Na média de todas as áreas analisadas (nos seis estados), em 43,9% a emergência não havia sido detectada até o fim do último mês. 

Com o plantio tardio do milho na safra 2020/2021, as lavouras estarão mais expostas às condições climáticas menos favoráveis, como menor radiação solar, menor precipitação e maior possibilidade de geadas. 

Vale ressaltar que a germinação e emergência do milho pode atrasar caso a temperatura e a umidade do solo sejam baixas e, para abril, a previsão é de que ambos os indicadores continuem abaixo da média pelo menos até meados da segunda quinzena do mês (figura1). Apenas em Mato Grosso do Sul e Oeste do Paraná, as temperaturas devem ficar acima da média, porém a umidade do solo deve permanecer em baixo patamar, segundo o analista da Geosys, Felippe Reis. 

Figura 1. Previsão de precipitação acumulada (em %), temperatura média (em °C) e umidade do solo média (em %). 

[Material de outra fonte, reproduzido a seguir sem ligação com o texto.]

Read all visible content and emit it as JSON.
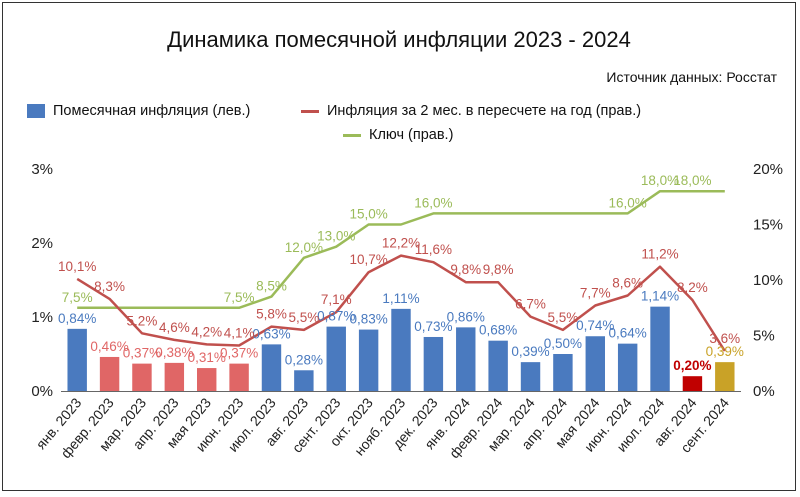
{
  "title": "Динамика помесячной инфляции 2023 - 2024",
  "source": "Источник данных: Росстат",
  "legend": [
    {
      "label": "Помесячная инфляция (лев.)",
      "color": "#4a7abf"
    },
    {
      "label": "Инфляция за 2 мес. в пересчете на год (прав.)",
      "color": "#c0504d"
    },
    {
      "label": "Ключ (прав.)",
      "color": "#9bbb59"
    }
  ],
  "chart_data": {
    "type": "bar",
    "categories": [
      "янв. 2023",
      "февр. 2023",
      "мар. 2023",
      "апр. 2023",
      "мая 2023",
      "июн. 2023",
      "июл. 2023",
      "авг. 2023",
      "сент. 2023",
      "окт. 2023",
      "нояб. 2023",
      "дек. 2023",
      "янв. 2024",
      "февр. 2024",
      "мар. 2024",
      "апр. 2024",
      "мая 2024",
      "июн. 2024",
      "июл. 2024",
      "авг. 2024",
      "сент. 2024"
    ],
    "y_left_ticks": [
      "0%",
      "1%",
      "2%",
      "3%"
    ],
    "y_left_lim": [
      0,
      3
    ],
    "y_right_ticks": [
      "0%",
      "5%",
      "10%",
      "15%",
      "20%"
    ],
    "y_right_lim": [
      0,
      20
    ],
    "series": [
      {
        "name": "Помесячная инфляция (лев.)",
        "type": "bar",
        "axis": "left",
        "values": [
          0.84,
          0.46,
          0.37,
          0.38,
          0.31,
          0.37,
          0.63,
          0.28,
          0.87,
          0.83,
          1.11,
          0.73,
          0.86,
          0.68,
          0.39,
          0.5,
          0.74,
          0.64,
          1.14,
          0.2,
          0.39
        ],
        "labels": [
          "0,84%",
          "0,46%",
          "0,37%",
          "0,38%",
          "0,31%",
          "0,37%",
          "0,63%",
          "0,28%",
          "0,87%",
          "0,83%",
          "1,11%",
          "0,73%",
          "0,86%",
          "0,68%",
          "0,39%",
          "0,50%",
          "0,74%",
          "0,64%",
          "1,14%",
          "0,20%",
          "0,39%"
        ],
        "colors": [
          "#4a7abf",
          "#e06666",
          "#e06666",
          "#e06666",
          "#e06666",
          "#e06666",
          "#4a7abf",
          "#4a7abf",
          "#4a7abf",
          "#4a7abf",
          "#4a7abf",
          "#4a7abf",
          "#4a7abf",
          "#4a7abf",
          "#4a7abf",
          "#4a7abf",
          "#4a7abf",
          "#4a7abf",
          "#4a7abf",
          "#c00000",
          "#c9a227"
        ],
        "label_colors": [
          "#4a7abf",
          "#e06666",
          "#e06666",
          "#e06666",
          "#e06666",
          "#e06666",
          "#4a7abf",
          "#4a7abf",
          "#4a7abf",
          "#4a7abf",
          "#4a7abf",
          "#4a7abf",
          "#4a7abf",
          "#4a7abf",
          "#4a7abf",
          "#4a7abf",
          "#4a7abf",
          "#4a7abf",
          "#4a7abf",
          "#c00000",
          "#c9a227"
        ]
      },
      {
        "name": "Инфляция за 2 мес. в пересчете на год (прав.)",
        "type": "line",
        "axis": "right",
        "values": [
          10.1,
          8.3,
          5.2,
          4.6,
          4.2,
          4.1,
          5.8,
          5.5,
          7.1,
          10.7,
          12.2,
          11.6,
          9.8,
          9.8,
          6.7,
          5.5,
          7.7,
          8.6,
          11.2,
          8.2,
          3.6
        ],
        "labels": [
          "10,1%",
          "8,3%",
          "5,2%",
          "4,6%",
          "4,2%",
          "4,1%",
          "5,8%",
          "5,5%",
          "7,1%",
          "10,7%",
          "12,2%",
          "11,6%",
          "9,8%",
          "9,8%",
          "6,7%",
          "5,5%",
          "7,7%",
          "8,6%",
          "11,2%",
          "8,2%",
          "3,6%"
        ],
        "color": "#c0504d"
      },
      {
        "name": "Ключ (прав.)",
        "type": "line",
        "axis": "right",
        "values": [
          7.5,
          7.5,
          7.5,
          7.5,
          7.5,
          7.5,
          8.5,
          12.0,
          13.0,
          15.0,
          15.0,
          16.0,
          16.0,
          16.0,
          16.0,
          16.0,
          16.0,
          16.0,
          18.0,
          18.0,
          18.0
        ],
        "labels": [
          "7,5%",
          "7,5%",
          "7,5%",
          "7,5%",
          "7,5%",
          "7,5%",
          "8,5%",
          "12,0%",
          "13,0%",
          "15,0%",
          "15,0%",
          "16,0%",
          "16,0%",
          "16,0%",
          "16,0%",
          "16,0%",
          "16,0%",
          "16,0%",
          "18,0%",
          "18,0%",
          "18,0%"
        ],
        "label_indices": [
          0,
          5,
          6,
          7,
          8,
          9,
          11,
          17,
          18,
          19
        ],
        "color": "#9bbb59"
      }
    ]
  }
}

Fonte: Geosys – Agriquest tool. 

Porém, o modelo de previsão climática americano (GFS) difere do modelo europeu (ECMWF) e aponta boas chuvas para parte da zona do milho safrinha, como em Mato Grosso, Mato Grosso do Sul, São Paulo e Paraná. Para monitorar! 

A baixa precipitação é um sinal de alerta que deve ser monitorado de perto nas próximas semanas. Caso o cenário atual se estenda (de seca e baixa umidade do solo), os rendimentos das lavouras podem ser afetados. 

Atualmente, a Geosys estima uma produção de 79,87 milhões de toneladas para o milho na safra de inverno, cerca de 5,4% abaixo do estimado pela Conab. 

Com as condições climáticas desfavoráveis, a estimativa é de que a produtividade fique abaixo da tendência em todos os estados produtores avaliados (Mato Grosso, Mato Grosso do Sul, Goiás, Minas Gerais, São Paulo e Paraná). 

Lembrando que o ciclo está apenas no começo, sendo assim, as estimativas podem ter alterações.